Top-K Sampling is a variant of the sampling method where the model narrows down the sampling pool to the top K (with K being a parameter) of the most probable words. This method provides a balance between diversity and relevance by limiting the sampling space, thus offering more control over the generated text.

Top-p (Nucleus) Sampling

Top-p, or Nucleus Sampling, selects words from the smallest possible set of tokens whose cumulative probability exceeds a certain threshold P (with P being a parameter). This method offers fine-grained control and avoids the inclusion of rare or low-probability tokens. However, the dynamically determined shortlist sizes can sometimes be a limitation.

Parameters That Influence Text Generation

Apart from the decoding methods, several parameters can be adjusted to influence text generation using LLMs. These include temperature, stop sequences, frequency, and presence penalties.

These parameters can be adjusted with the most popular LLM APIs and Hugging Face models.

Temperature

The temperature parameter influences the randomness or determinism of the generated text. A lower value makes the output more deterministic and focused, while a higher value increases the randomness, leading to more diverse outputs.

It controls the randomness of predictions by scaling the logits before applying softmax during the text generation process. It's a crucial factor in the trade-off between diversity and quality of the generated text.
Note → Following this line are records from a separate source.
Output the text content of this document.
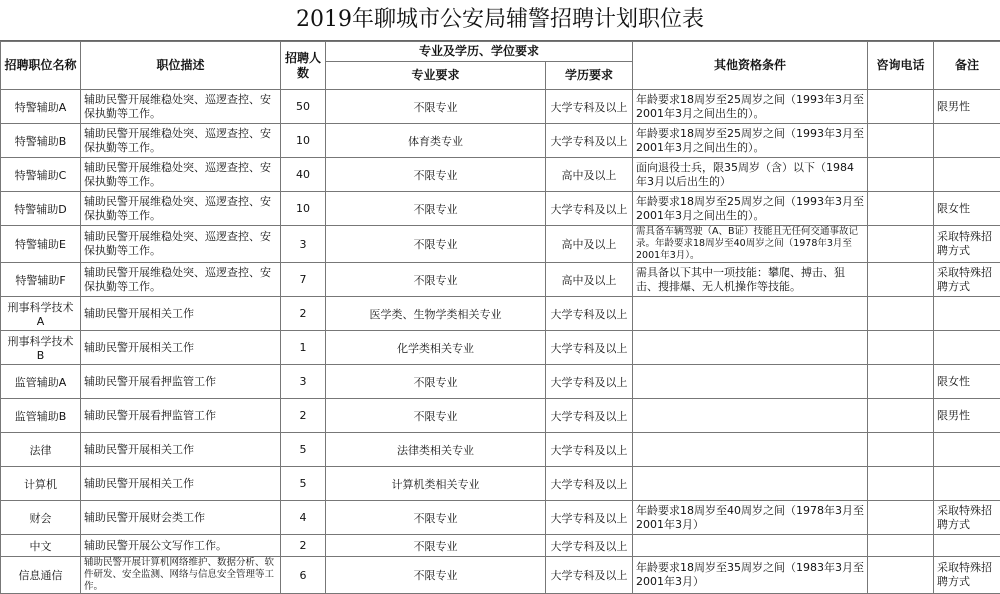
2019年聊城市公安局辅警招聘计划职位表
招聘职位名称	职位描述	招聘人数	专业及学历、学位要求		其他资格条件	咨询电话	备注
			专业要求	学历要求			
特警辅助A	辅助民警开展维稳处突、巡逻查控、安保执勤等工作。	50	不限专业	大学专科及以上	年龄要求18周岁至25周岁之间（1993年3月至2001年3月之间出生的）。		限男性
特警辅助B	辅助民警开展维稳处突、巡逻查控、安保执勤等工作。	10	体育类专业	大学专科及以上	年龄要求18周岁至25周岁之间（1993年3月至2001年3月之间出生的）。		
特警辅助C	辅助民警开展维稳处突、巡逻查控、安保执勤等工作。	40	不限专业	高中及以上	面向退役士兵，限35周岁（含）以下（1984年3月以后出生的）		
特警辅助D	辅助民警开展维稳处突、巡逻查控、安保执勤等工作。	10	不限专业	大学专科及以上	年龄要求18周岁至25周岁之间（1993年3月至2001年3月之间出生的）。		限女性
特警辅助E	辅助民警开展维稳处突、巡逻查控、安保执勤等工作。	3	不限专业	高中及以上	需具备车辆驾驶（A、B证）技能且无任何交通事故记录。年龄要求18周岁至40周岁之间（1978年3月至2001年3月）。		采取特殊招聘方式
特警辅助F	辅助民警开展维稳处突、巡逻查控、安保执勤等工作。	7	不限专业	高中及以上	需具备以下其中一项技能：攀爬、搏击、狙击、搜排爆、无人机操作等技能。		采取特殊招聘方式
刑事科学技术A	辅助民警开展相关工作	2	医学类、生物学类相关专业	大学专科及以上			
刑事科学技术B	辅助民警开展相关工作	1	化学类相关专业	大学专科及以上			
监管辅助A	辅助民警开展看押监管工作	3	不限专业	大学专科及以上			限女性
监管辅助B	辅助民警开展看押监管工作	2	不限专业	大学专科及以上			限男性
法律	辅助民警开展相关工作	5	法律类相关专业	大学专科及以上			
计算机	辅助民警开展相关工作	5	计算机类相关专业	大学专科及以上			
财会	辅助民警开展财会类工作	4	不限专业	大学专科及以上	年龄要求18周岁至40周岁之间（1978年3月至2001年3月）		采取特殊招聘方式
中文	辅助民警开展公文写作工作。	2	不限专业	大学专科及以上			
信息通信	辅助民警开展计算机网络维护、数据分析、软件研发、安全监测、网络与信息安全管理等工作。	6	不限专业	大学专科及以上	年龄要求18周岁至35周岁之间（1983年3月至2001年3月）		采取特殊招聘方式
Here's a more technical explanation:

  1. Logits: When a language model makes a prediction, it generates a vector of logits, one for the next possible token. These logits represent the raw, unnormalized prediction scores for each token.
  2. Softmax: The softmax function is applied to these logits to convert them into probabilities. The softmax function also ensures that these probabilities sum up to 1.
  3. Temperature: The temperature parameter is used to control the randomness of the model's output. It does this by dividing the logits by the temperature value before the softmax step.
    • High Temperature (e.g., > 1): The logits are scaled down, which makes the softmax output more uniform. This means the model is more likely to pick less likely words, resulting in more diverse and "creative" outputs, but potentially with more mistakes or nonsensical phrases.
    • Low Temperature (e.g., < 1): The logits are scaled up, which makes the softmax output more peaked. This means the model is more likely to pick the most likely word. The output will be more focused and conservative, sticking closer to the most probable outputs but potentially less diverse.
    • Temperature = 1: The logits are not scaled, preserving the original probabilities. This is a kind of "neutral" setting.
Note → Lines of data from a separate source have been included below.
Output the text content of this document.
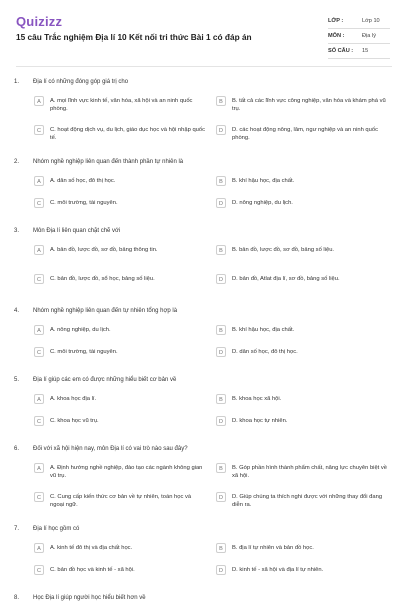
Quizizz
15 câu Trắc nghiệm Địa lí 10 Kết nối tri thức Bài 1 có đáp án
LỚP :	Lớp 10
MÔN :	Địa lý
SỐ CÂU :	15
1.	Địa lí có những đóng góp giá trị cho
A	A. mọi lĩnh vực kinh tế, văn hóa, xã hội và an ninh quốc phòng.
B	B. tất cả các lĩnh vực công nghiệp, văn hóa và khám phá vũ trụ.
C	C. hoạt động dịch vụ, du lịch, giáo dục học và hội nhập quốc tế.
D	D. các hoạt động nông, lâm, ngư nghiệp và an ninh quốc phòng.
2.	Nhóm nghề nghiệp liên quan đến thành phần tự nhiên là
A	A. dân số học, đô thị học.	B	B. khí hậu học, địa chất.
C	C. môi trường, tài nguyên.	D	D. nông nghiệp, du lịch.
3.	Môn Địa lí liên quan chặt chẽ với
A	A. bản đồ, lược đồ, sơ đồ, bảng thông tin.	B	B. bản đồ, lược đồ, sơ đồ, bảng số liệu.
C	C. bản đồ, lược đồ, sổ học, bảng số liệu.	D	D. bản đồ, Atlat địa lí, sơ đồ, bảng số liệu.
4.	Nhóm nghề nghiệp liên quan đến tự nhiên tổng hợp là
A	A. nông nghiệp, du lịch.	B	B. khí hậu học, địa chất.
C	C. môi trường, tài nguyên.	D	D. dân số học, đô thị học.
5.	Địa lí giúp các em có được những hiểu biết cơ bản về
A	A. khoa học địa lí.	B	B. khoa học xã hội.
C	C. khoa học vũ trụ.	D	D. khoa học tự nhiên.
6.	Đối với xã hội hiện nay, môn Địa lí có vai trò nào sau đây?
A	A. Định hướng nghề nghiệp, đào tạo các ngành không gian vũ trụ.
B	B. Góp phần hình thành phẩm chất, năng lực chuyên biệt về xã hội.
C	C. Cung cấp kiến thức cơ bản về tự nhiên, toán học và ngoại ngữ.
D	D. Giúp chúng ta thích nghi được với những thay đổi đang diễn ra.
7.	Địa lí học gồm có
A	A. kinh tế đô thị và địa chất học.	B	B. địa lí tự nhiên và bản đồ học.
C	C. bản đồ học và kinh tế - xã hội.	D	D. kinh tế - xã hội và địa lí tự nhiên.
8.	Học Địa lí giúp người học hiểu biết hơn về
In summary, the temperature parameter is a knob for controlling the trade-off between diversity (high temperature) and accuracy (low temperature) in the generated text.

Stop Sequences

Stop sequences are specific sets of character sequences that halt the text generation process once they appear in the output. They offer a way to guide the length and structure of the generated text, providing a form of control over the output.

Frequency and Presence Penalties

Frequency and presence penalties are used to discourage or encourage the repetition of certain words in the generated text. A frequency penalty reduces the likelihood of the model repeating tokens that have appeared frequently, while a presence penalty discourages the model from repeating any token that has already appeared in the generated text.

Conclusion

This lesson provided an overview of the various decoding methods and parameters that can be used to control the outputs of Large Language Models.
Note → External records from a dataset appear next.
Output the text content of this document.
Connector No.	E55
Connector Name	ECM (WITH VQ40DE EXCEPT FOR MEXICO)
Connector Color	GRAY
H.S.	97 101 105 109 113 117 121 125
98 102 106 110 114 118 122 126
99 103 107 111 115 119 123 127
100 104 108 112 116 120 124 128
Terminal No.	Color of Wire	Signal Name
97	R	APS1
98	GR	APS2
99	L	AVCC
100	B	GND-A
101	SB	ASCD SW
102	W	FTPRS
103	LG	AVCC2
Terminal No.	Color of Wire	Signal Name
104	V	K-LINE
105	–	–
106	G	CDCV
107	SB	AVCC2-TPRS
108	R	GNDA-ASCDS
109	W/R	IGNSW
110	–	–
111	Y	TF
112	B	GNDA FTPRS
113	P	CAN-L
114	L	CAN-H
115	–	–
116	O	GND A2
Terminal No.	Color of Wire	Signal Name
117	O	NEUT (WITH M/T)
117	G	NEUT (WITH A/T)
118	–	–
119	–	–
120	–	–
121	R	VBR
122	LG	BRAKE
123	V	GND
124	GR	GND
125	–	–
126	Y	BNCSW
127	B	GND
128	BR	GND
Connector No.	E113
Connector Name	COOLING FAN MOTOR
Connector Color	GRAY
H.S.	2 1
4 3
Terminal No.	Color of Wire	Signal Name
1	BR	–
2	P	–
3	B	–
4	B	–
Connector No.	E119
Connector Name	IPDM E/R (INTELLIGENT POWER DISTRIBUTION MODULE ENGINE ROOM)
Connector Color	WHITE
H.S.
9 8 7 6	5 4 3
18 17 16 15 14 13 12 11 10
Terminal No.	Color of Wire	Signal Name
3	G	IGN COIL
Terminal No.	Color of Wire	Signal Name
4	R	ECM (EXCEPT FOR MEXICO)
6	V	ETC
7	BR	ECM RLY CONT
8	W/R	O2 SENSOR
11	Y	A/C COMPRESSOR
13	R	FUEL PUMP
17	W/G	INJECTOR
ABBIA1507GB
We've explored decoding strategies such as Greedy Search, Sampling, Beam Search, Top-K Sampling, and Top-p (Nucleus) Sampling, each with its unique approach to balancing the trade-off between immediate reward and long-term outcomes.

We've also discussed parameters like temperature, stop sequences, and frequency and presence penalties, which offer additional control over text generation.

Adjusting these parameters can help in guiding the model to produce the desired results, whether deterministic, focused outputs or more diverse, creative ones.